When I’m asked what type of work I do, I often seem to grab for the just the right terms to describe it. But it’s a blind spot for me, I guess. I have been writing network protocol software and networked applications for over 25 years, am considered a network programming expert, and have co-authored three books on the subject, but am not real big on buzzwords. When I mention I write software to make networks more useful, people assume it’s a web type of thing.

Actually, I do networked applications and systems involving pretty much anything except the web. When I started doing this, I actually used serial lines and modems. DECnet, ring-net, and I helped implement the TCP/IP stack (twice) back when you needed US DoD permission to connect to the Internet. Although TCP/IP (and it’s assorted related protocols) drive the Internet today, TCP/IP is used in many applications that don’t touch “the Net”. Medical devices, automobiles, cell phones, industrial processes… practically anything involving more than one computer that needs to talk is what I put in the category of “networked application.”
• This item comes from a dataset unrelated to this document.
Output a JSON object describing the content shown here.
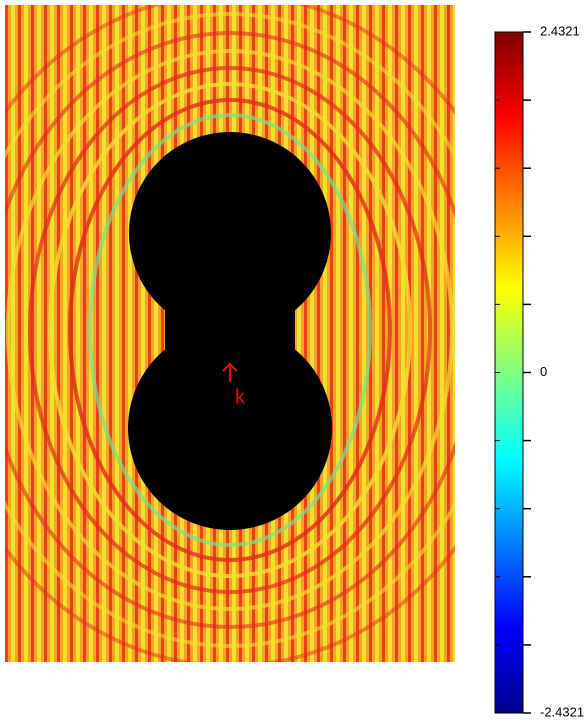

Some people think it odd that I can specialize in such an area. After all, once you get some piece of software running in one computer, it’s pretty straight-forward to talk to another right? Aren’t there standards for that sort of thing? Well, yes there are. And the nice thing about them is that there are so many to choose from. And that’s just in the “plumbing” – once you put a network between two pieces of your system, the number of issues to be aware of and be able to work with explodes. Timing, byte orders, rogue data attacks, accidental complexities… the list goes on and on. And that’s where I come in – my job is to keep these issues from derailing projects, their schedules, and the jobs that depend on them. I love this stuff…

So the major purpose of this blog is to discuss issues related to networked programming and how to do it better. I hope you’ll join in and share your experiences too.

And if you are a buzzword-literate person and have a moment, do you have a better term for this than “networked applications”?